I was more certain about the one rapidly approaching: ‘Red light.’

‘What?’

The car slushed to a halt in a wave of standing water.

‘Turn left,’ said the box huskily.

‘Ah just wanna be loved by you,’ sang Marilyn saucily.

And away we jerked.

‘Red light,’ I had to say again.

‘What?’

‘Never mind.’

‘At the lights go straight on.’

‘You need to turn right,’ I corrected it. ‘The road’s closed.’

‘She says straight on.’

‘I know better than the machine. The road’s closed.’

‘Okay, okay.’ She crossed her arms, hard. ‘Right, then.’

I wound the window down to try and combat the fast encroaching steam. Rain splashed across my cheek. Outside, Deptford bustled with life heading for bed.

‘Turn left.’

‘Road’s closed again. Go straight on.’

‘Every dog-dicking road is closed,’ she said as though it was my fault.

‘Redlightpedestrian!’ I replied.

‘What?’

When I opened one eye we’d stopped and the young man was swaying his way onwards oblivious to anyone not playing by the rules.

She looked to the left distractedly as Marilyn changed gear.

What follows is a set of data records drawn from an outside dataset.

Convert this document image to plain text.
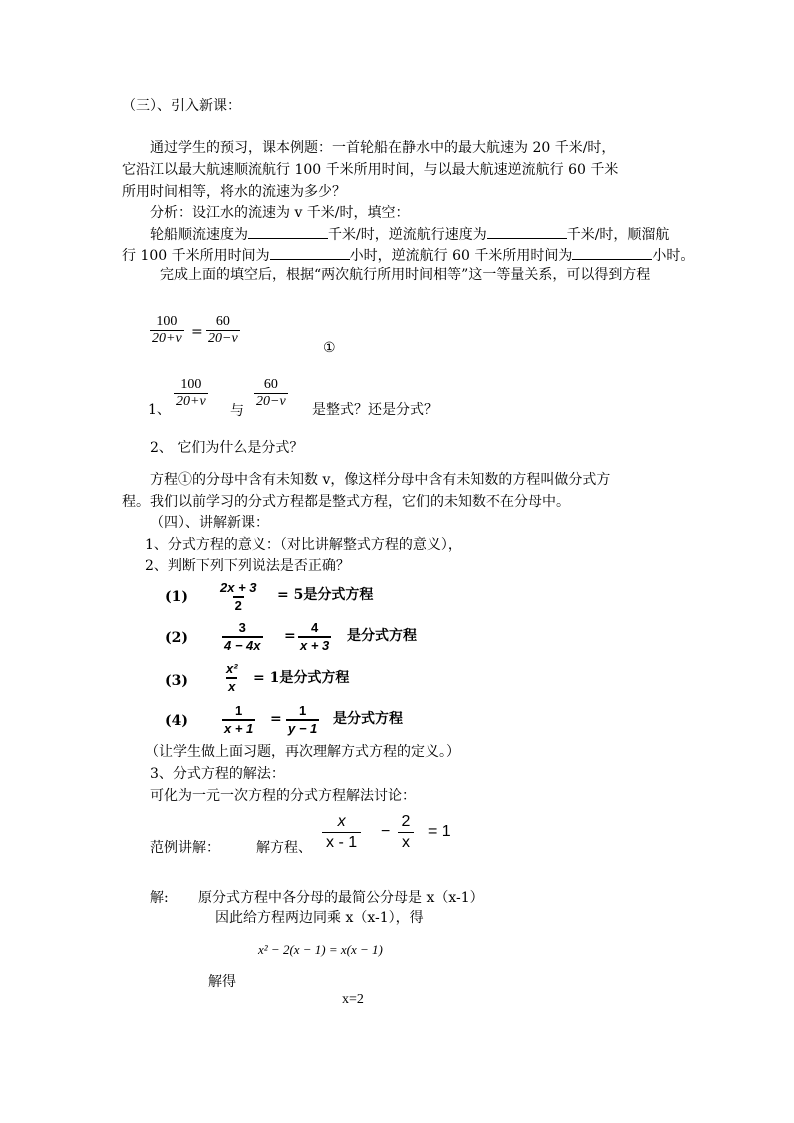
（三）、引入新课：
通过学生的预习，课本例题：一首轮船在静水中的最大航速为 20 千米/时，
它沿江以最大航速顺流航行 100 千米所用时间，与以最大航速逆流航行 60 千米
所用时间相等，将水的流速为多少？
分析：设江水的流速为 v 千米/时，填空：
轮船顺流速度为	千米/时，逆流航行速度为	千米/时，顺溜航
行 100 千米所用时间为	小时，逆流航行 60 千米所用时间为	小时。
完成上面的填空后，根据“两次航行所用时间相等”这一等量关系，可以得到方程
$\frac{100}{20+v} = \frac{60}{20-v}$
①
1、 $\frac{100}{20+v}$
与
$\frac{60}{20-v}$ 是整式？还是分式？
2、 它们为什么是分式？
方程①的分母中含有未知数 v，像这样分母中含有未知数的方程叫做分式方
程。我们以前学习的分式方程都是整式方程，它们的未知数不在分母中。
（四）、讲解新课：
1、分式方程的意义：（对比讲解整式方程的意义），
2、判断下列下列说法是否正确？
$(1) \frac{2x + 3}{2} = 5$是分式方程
(2)	$\frac{3}{4 - 4x} = \frac{4}{x + 3}$ 是分式方程
(3)	$\frac{\text{x²}}{x} = 1$是分式方程
(4)	$\frac{1}{x + 1} = \frac{1}{y - 1}$ 是分式方程
（让学生做上面习题，再次理解方式方程的定义。）
3、分式方程的解法：
可化为一元一次方程的分式方程解法讨论：
范例讲解：	解方程、 $\frac{x}{x - 1} - \frac{2}{x} = 1$
解: 原分式方程中各分母的最简公分母是 x（x-1）
因此给方程两边同乘 x（x-1），得
x² − 2(x − 1) = x(x − 1)
解得
x=2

‘Green light.’ I said eventually, and then, after a while: ‘Go straight on.’

‘Veer left.’

‘She says-‘

‘I know. She’s wrong, I’m right.’

‘Okay, okay.’

We sharply switched lanes and somewhere behind a horn yelped. She dropped down a gear and with a frustrated cough the Tigra shot forwards through the orange. We hit the first speed bump with such crunching force that my forehead connected with the dashboard. By the time of the second one I’d rebounded into the headrest. She laughed graciously.

After a moment I said: ‘Here’s fine’ and we stopped instantaneously, the moped following swerved out into the middle of the road. With difficulty I prised myself out the miniscule space, inadvertently wrapping myself up in the seatbelt which had finally turned up. ‘Thanks for the lift.’

‘No worries,’ she said and I stood in the drizzle for a moment watching the bruised pear-coloured car lurch off into the night.